Asian stocks pushed higher on Thursday, a day after US stocks soared to the highest level since October 2008, when global markets were in freefall following the collapse of Lehman Brothers.

Investors cheered stronger-than-expected earnings from computer chip giant Intel and Wall Street bank JPMorgan Chase that propelled the Dow Jones Industrial Average above 10,000 points.

It was the first time the index had been above the key level since October 7, 2008, when global markets were in turmoil following the collapse of Lehman Brothers three weeks earlier.
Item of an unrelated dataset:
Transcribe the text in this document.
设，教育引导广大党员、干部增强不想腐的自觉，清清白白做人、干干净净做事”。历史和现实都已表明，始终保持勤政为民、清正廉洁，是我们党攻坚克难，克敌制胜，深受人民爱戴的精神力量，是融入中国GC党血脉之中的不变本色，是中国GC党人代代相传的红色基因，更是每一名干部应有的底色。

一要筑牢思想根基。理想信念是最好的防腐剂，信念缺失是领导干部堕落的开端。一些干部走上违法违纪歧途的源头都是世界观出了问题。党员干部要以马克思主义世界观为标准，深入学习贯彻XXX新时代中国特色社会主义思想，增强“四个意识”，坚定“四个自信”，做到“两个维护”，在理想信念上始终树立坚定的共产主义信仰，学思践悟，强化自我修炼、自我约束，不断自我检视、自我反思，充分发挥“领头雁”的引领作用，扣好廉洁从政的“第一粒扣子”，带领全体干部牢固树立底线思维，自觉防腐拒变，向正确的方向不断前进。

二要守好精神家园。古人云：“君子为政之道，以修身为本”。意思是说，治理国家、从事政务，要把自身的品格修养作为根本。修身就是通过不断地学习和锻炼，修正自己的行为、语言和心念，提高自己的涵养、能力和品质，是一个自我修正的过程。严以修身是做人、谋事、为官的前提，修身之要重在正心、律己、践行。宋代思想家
"The bulls in the market appear to have the bit between their teeth and are ceaselessly charging forward," said Calyon economist Stuart Bennett.

"Sometimes, however, optimism can blind the hopeful and it was noticeable that whilst the JPMorgan figures were good, the bank did warn that the significant gains in some areas may not be sustainable."
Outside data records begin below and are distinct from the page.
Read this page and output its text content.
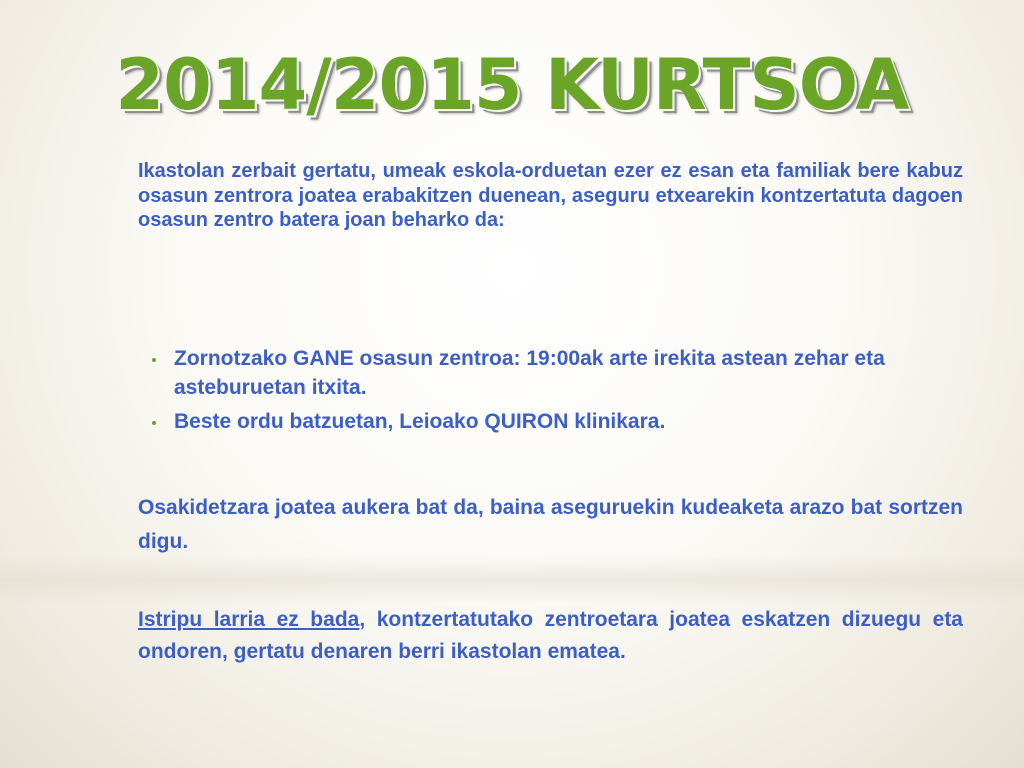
2014/2015 KURTSOA

Ikastolan zerbait gertatu, umeak eskola-orduetan ezer ez esan eta familiak bere kabuz osasun zentrora joatea erabakitzen duenean, aseguru etxearekin kontzertatuta dagoen osasun zentro batera joan beharko da:

Zornotzako GANE osasun zentroa: 19:00ak arte irekita astean zehar eta asteburuetan itxita.
Beste ordu batzuetan, Leioako QUIRON klinikara.

Osakidetzara joatea aukera bat da, baina aseguruekin kudeaketa arazo bat sortzen digu.

Istripu larria ez bada, kontzertatutako zentroetara joatea eskatzen dizuegu eta ondoren, gertatu denaren berri ikastolan ematea.
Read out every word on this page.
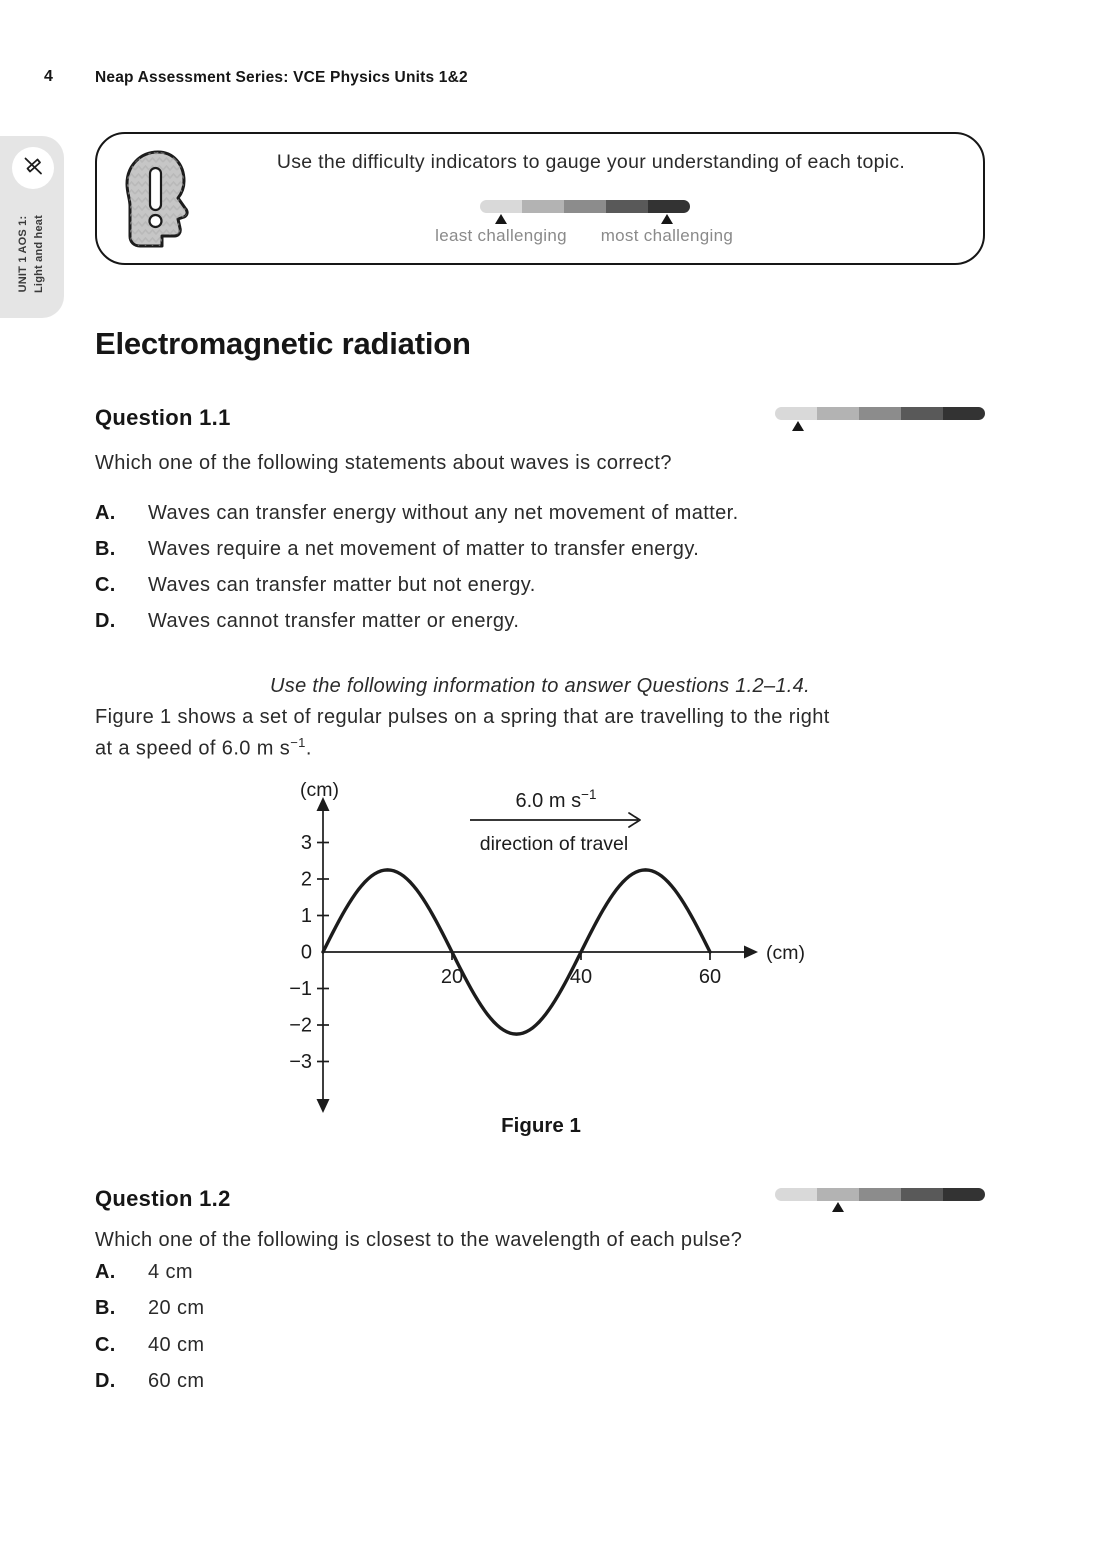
4	Neap Assessment Series: VCE Physics Units 1&2
UNIT 1 AOS 1: Light and heat
Use the difficulty indicators to gauge your understanding of each topic.
least challenging most challenging
Electromagnetic radiation
Question 1.1
Which one of the following statements about waves is correct?
A. Waves can transfer energy without any net movement of matter.
B. Waves require a net movement of matter to transfer energy.
C. Waves can transfer matter but not energy.
D. Waves cannot transfer matter or energy.
Use the following information to answer Questions 1.2–1.4.
Figure 1 shows a set of regular pulses on a spring that are travelling to the right
at a speed of 6.0 m $s^{-1}$.
(cm)
(cm)
3
2
1
0
−1
−2
−3
20	40	60
6.0 m $s^{-1}$
direction of travel
Figure 1
Question 1.2
Which one of the following is closest to the wavelength of each pulse?
A. 4 cm
B. 20 cm
C. 40 cm
D. 60 cm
Optimism about the economic outlook in the Asia-Pacific region grew after Australia's central bank chief signalled further interest rate rises were likely there to contain inflation as the economy recovers.

Stocks rose 1.77 percent in Tokyo and by 0.60 percent in both Sydney and Seoul. Hong Kong ended 0.51 percent higher while Shanghai closed up 0.31 percent.

Bucking the trend was Bangkok, where stocks dived by as much as eight percent during trading amid concerns over revered King Bhumibol Adulyadej's health, despite assurances from the palace that his condition was "good".

"It's a major concern," an analyst with a Bangkok-based brokerage told AFP, asking not to be named. "The king is a key institution for political stability in Thailand so the market is closely watching his health."

Europe's main stocks were mostly higher in early deals. London added 0.18 percent and Paris edged up 0.07 percent, but Frankfurt opened marginally lower.

"The US reporting season is -- so far -- delivering exactly what the world's equity investors wanted," said Ian Williams of Altium Securities.

Investors were waiting for another slew of earnings news later Thursday from US corporate giants such as Citigroup, Goldman Sachs and Google.

Markets took in stride a report showing a drop in US retail sales, due in large part to the end of government trade-in incentives.